Why did Soviets focus on Hemingway? He first caught their attention in 1935 by writing for the far left American journal New Masses. His article was an angry denunciation of the U.S. establishment for leaving a large group of veterans, at work on government relief, to die in the path of a hurricane that struck the Florida Keys that year. Then, during the Spanish civil war, he came into contact with Comintern agents, Soviet spies, and communist guerrillas. They intrigued and captivated him, all the more so because they were fighting for a cause that had ignited his passion: anti-fascism. That passion drove the plot of For Whom The Bell Tolls—and not incidentally disposed him to agree to Golos’s pitch when it came a few months after Scribner’s released the great political novel.
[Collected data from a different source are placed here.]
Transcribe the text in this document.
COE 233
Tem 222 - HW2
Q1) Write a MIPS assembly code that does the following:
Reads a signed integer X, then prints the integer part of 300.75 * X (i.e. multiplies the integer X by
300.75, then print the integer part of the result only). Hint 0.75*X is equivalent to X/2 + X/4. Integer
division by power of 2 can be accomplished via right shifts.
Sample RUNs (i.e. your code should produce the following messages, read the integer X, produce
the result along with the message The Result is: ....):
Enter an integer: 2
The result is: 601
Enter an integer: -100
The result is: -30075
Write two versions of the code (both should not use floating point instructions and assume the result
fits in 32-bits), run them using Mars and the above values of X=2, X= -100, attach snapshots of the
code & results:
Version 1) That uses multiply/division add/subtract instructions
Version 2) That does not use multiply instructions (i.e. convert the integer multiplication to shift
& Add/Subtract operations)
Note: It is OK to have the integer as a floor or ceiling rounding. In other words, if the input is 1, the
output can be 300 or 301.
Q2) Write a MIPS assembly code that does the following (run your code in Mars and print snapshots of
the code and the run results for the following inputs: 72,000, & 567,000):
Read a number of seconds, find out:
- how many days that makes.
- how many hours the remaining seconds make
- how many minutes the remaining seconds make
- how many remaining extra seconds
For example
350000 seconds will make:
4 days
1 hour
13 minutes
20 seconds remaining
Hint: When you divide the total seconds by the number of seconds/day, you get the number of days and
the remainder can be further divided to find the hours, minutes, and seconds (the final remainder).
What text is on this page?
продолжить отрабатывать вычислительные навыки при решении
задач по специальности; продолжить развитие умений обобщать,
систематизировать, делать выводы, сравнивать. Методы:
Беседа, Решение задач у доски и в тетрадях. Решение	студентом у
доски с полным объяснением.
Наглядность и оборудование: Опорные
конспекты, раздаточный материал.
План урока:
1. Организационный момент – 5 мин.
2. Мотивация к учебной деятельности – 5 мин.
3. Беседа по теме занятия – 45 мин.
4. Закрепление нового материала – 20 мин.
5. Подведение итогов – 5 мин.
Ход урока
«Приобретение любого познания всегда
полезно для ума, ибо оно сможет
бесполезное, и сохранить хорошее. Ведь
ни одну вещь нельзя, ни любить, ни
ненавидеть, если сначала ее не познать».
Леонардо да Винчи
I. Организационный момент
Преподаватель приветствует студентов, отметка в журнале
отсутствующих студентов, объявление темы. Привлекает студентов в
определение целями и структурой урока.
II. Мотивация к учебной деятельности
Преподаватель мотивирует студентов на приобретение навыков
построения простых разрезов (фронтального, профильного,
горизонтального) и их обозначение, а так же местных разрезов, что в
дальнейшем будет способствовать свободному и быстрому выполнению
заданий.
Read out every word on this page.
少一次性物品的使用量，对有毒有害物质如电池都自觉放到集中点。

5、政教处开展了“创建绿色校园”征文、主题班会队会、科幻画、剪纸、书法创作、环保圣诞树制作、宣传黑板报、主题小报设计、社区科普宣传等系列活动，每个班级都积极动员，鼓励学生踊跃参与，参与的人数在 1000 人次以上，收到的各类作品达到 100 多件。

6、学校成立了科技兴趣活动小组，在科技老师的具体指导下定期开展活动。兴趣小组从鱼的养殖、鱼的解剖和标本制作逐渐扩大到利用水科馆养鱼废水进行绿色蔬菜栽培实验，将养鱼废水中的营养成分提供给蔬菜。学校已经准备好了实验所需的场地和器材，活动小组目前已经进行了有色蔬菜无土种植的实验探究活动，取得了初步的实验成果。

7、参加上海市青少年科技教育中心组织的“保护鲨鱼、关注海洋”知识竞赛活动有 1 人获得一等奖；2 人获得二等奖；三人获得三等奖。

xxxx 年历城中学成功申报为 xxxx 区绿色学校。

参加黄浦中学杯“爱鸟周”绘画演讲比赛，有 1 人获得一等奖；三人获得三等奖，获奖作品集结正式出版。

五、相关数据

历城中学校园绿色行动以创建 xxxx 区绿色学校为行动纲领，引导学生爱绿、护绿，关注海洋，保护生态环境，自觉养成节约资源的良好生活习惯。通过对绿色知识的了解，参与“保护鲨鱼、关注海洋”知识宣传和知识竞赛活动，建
What did the NKVD want from Hemingway? He did not work for the government; he had no access to official secrets. He would not be meeting in a dark alley to hand over a briefcase full of documents. To please their first customer, Stalin, that is what Soviet spies wanted most: written secrets, especially about American technology and foreign policy. They knew that one day the U.S. would emerge from its isolationism and change the balance of power in Europe. When that day came, they wanted to be ready. In the meantime, they would continue pirating American technology. After the two countries established diplomatic relations in 1933, the NKVD (along with its sister service, the GRU) proceeded to recruit ever more American civil servants who fed them a steady diet of secrets. In the ’30s, they had spies with superb access in the Departments of State, Justice, and the Treasury, to say nothing of the White House itself, and during the war they penetrated the Manhattan Project, stealing the plans for the atom bomb.